According to the UK-based The Telegraph, complaints about “incompetent” and “flippant” consular staff were detailed by relatives of dead Britons in a review published by the Foreign Affairs Committee on Sunday (November 23).
The MPs who compiled the report noted: “In cases of deaths abroad, we received substantial anecdotal evidence to indicate that FCO services to bereaved families are inconsistent and have at times fallen well below the expected standards of the FCO, with repeated failures of communication and compassion.”
Karen Walchester’s son, Jordan Walchester, 24, of Heron Cross, Stoke on Trent, was found dead on a beach in Tenerife in September 2010 during a holiday with two friends.
Karen Walchester told the report's authors: “We had no contact with the British police, no contact was allowed with the Spanish police, no liaison officer, there was no framework, no one to take responsibility for care of a broken-hearted family trying to muddle through a chaotic system whilst in terrible grief and confusion.”
An inquest in the UK determined that the cause of Jordan Walchester’s death could not be ascertained. The family member added: “I actually went out to Nepal to visit the crash site-- an event I think must be quite rare in these situations. The Ambassador did not meet me (despite having said on TV that they would do everything to help). One of his juniors did. They arrived in shorts and T-shirts. They hadn’t even been to visit the crash site. When I asked why not they explained that it was because of "staff cuts." He had made no effort to research answers to my questions and was very flippant in his responses when he was dealing with a bereaved widow.”
Jeanette Rooney, whose mother was found dead in France, said: “I feel that at times that certain diplomats I have dealt with were rude. I felt like a nuisance calling to ask for information. I felt that certain diplomats did not do their job to the full potential, they didn't consult with French authorities on a regular basis. At times I was waiting weeks for replies to my questions which caused me a massive amount of stress on top of my loss.”

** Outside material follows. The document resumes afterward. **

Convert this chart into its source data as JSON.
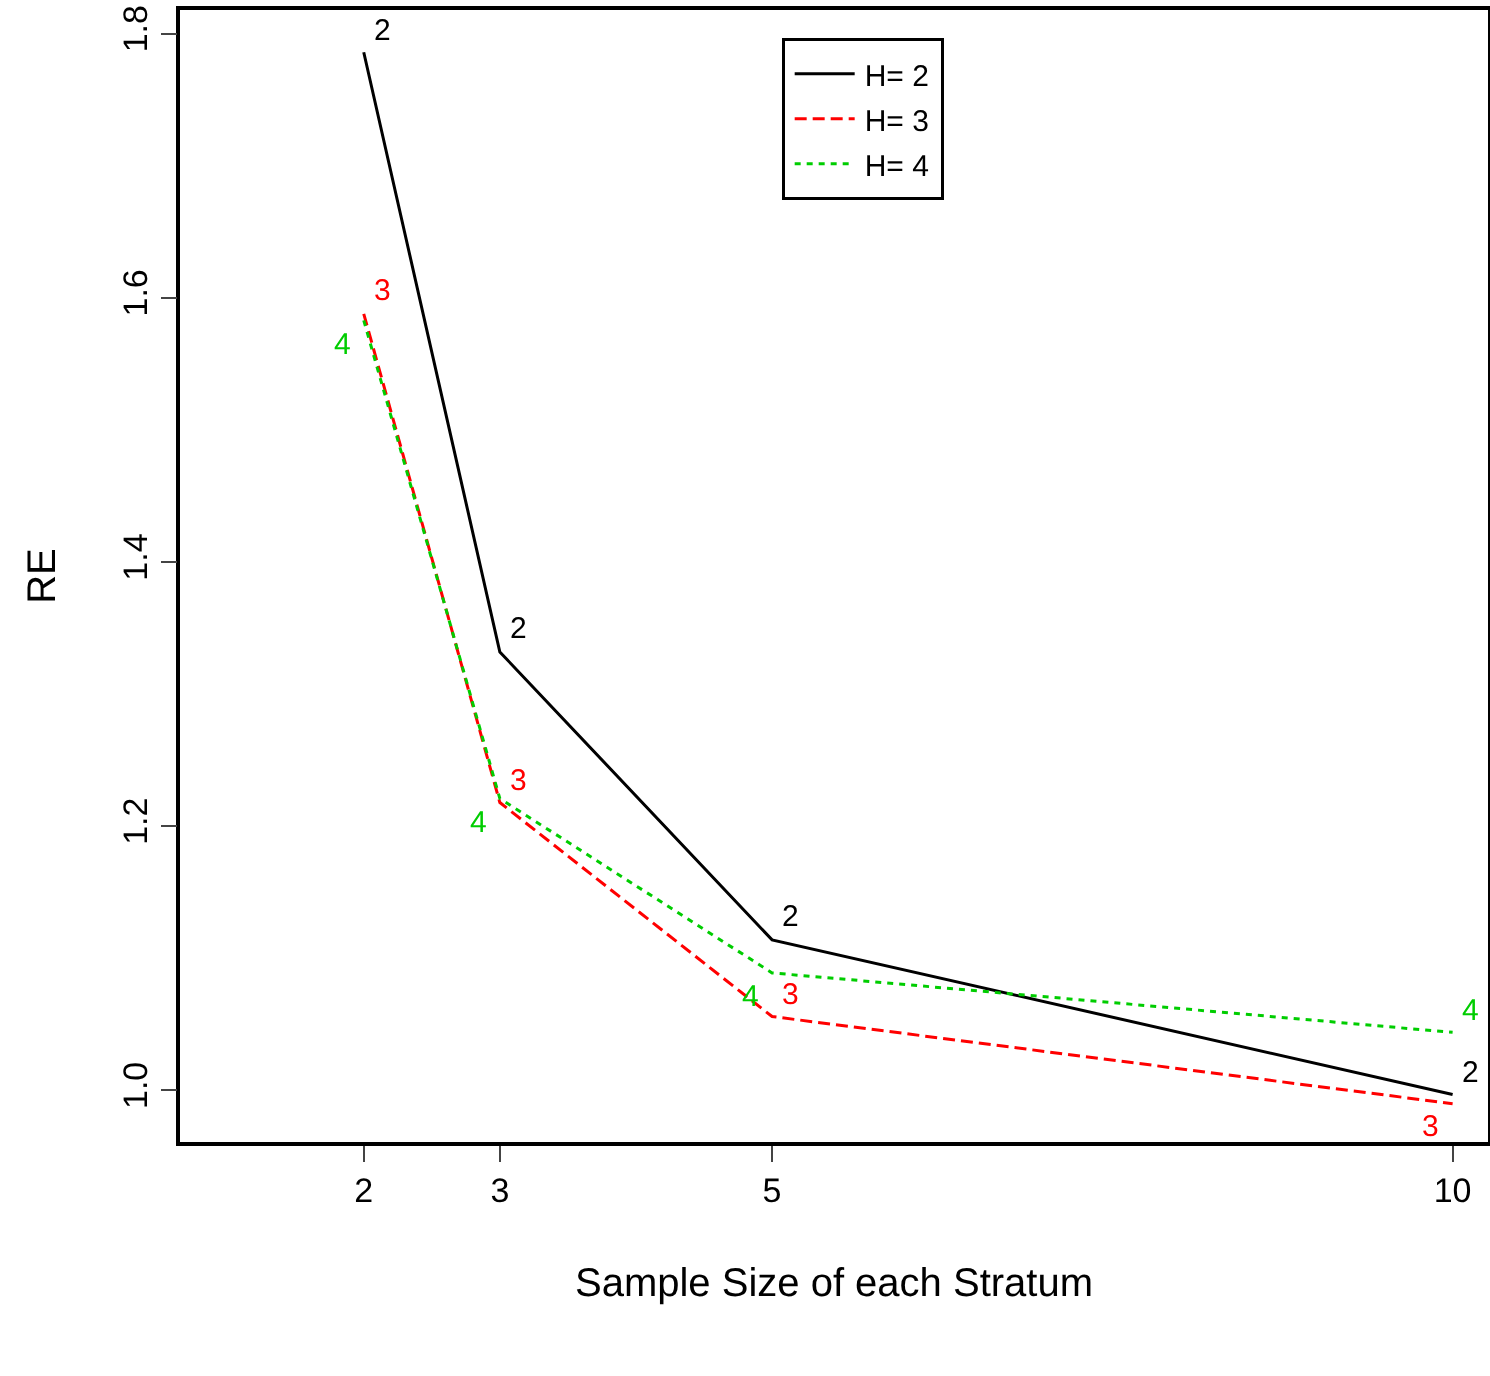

Another grieving person, who remained anonymous in the report, lost their partner of eight years in a plane crash in Nepal in September 2012. They wrote: “I was really disappointed with the consular support I received....I experienced several errors of communication and incompetence that added to my distress in the most traumatic of circumstance anyone can ever find themselves in.”
COMMENT: I soon discovered after I retired from DS (US State Department's of Bureau of Diplomatic Security) in 2006 that I was no longer a member of the "club" as I had been prior to my retirement.
In point of the fact, I quickly learned that US citizens of all categories were summarily robbed at gunpoint, raped, sexually assaulted and even murdered with apparently no support whatsoever from DS.
It is a rarity that DS even investigates crimes against US citizens, leaving crime victims to sort things out on their own, often unsuccessfully, given huge gaps in embassy or consular support.
The folks I really empathize with are those foreigners who are arrested abroad and subjected to mistreatment and physical abuse in developing world penal systems. Contrary to reality, not all incarcerated foreigners are guilty, as many diplomats have convinced themselves to be the case.
Anecdotally, I also quickly became enlightened that if you die while abroad about the only service you can expect to receive is an autopsy, particularly if your death stemmed from suspicious circumstances or acts of violence.
For those that live and don't die abroad, I also discovered, to my amazement, that very few US embassies and consulates are particularly empathetic toward crime victims whose lives never quite return to normal.
The majority of crimes against US citizens are never thoroughly investigated
In point of fact, only 30% of US citizens even possess a passport, whereas roughly 75% of Britons travel abroad extensively.
The UK Foreign Affairs Committee is appointed by the House of Commons to examine the expenditure, administration, and policy of the Foreign and Commonwealth Office (FCO).
In the report, the committee said: “The submissions we received indicated that consular support for families in cases of deaths abroad is inconsistent and, at times, has let them feeling entirely let down."
“Many of the complaints we received were not focused on extra funding, but rather on things that the FCO could and should do better, like consistently returning phone calls and providing the clear advice set out in its own guidance as well as responding with compassion and support.”
The Committee recommended that the FCO review its training and guidance to staff. The MPs noted that the consular service has been cut in size and budget, and that over 90% of overseas roles are filled by locally engaged staff.
It suggested that 20% overseas postings should once again be filled by UK-based staff.
It welcomed an ongoing review by the FCO of how it provides services in cases of suspicious deaths abroad and supported a proposal for a specialized central unit to provide “expert and dependable assistance."
The Committee concluded by saying that despite the concerns raised in the report, the consular service “provides vital help to British nationals in distress, and is a lifeline in times of great need. It can be proud of its work”.
A Foreign Office spokesman said: "We have worked hard to improve our service and will continue to do so. This report will play an important role in this. We will consider the recommendations carefully."
The spokesman added: “We aren’t commenting on the detail of the report at this time. The FCO will lay a command paper before Parliament in January 2015 which will address all the conclusions and recommendations in the report.”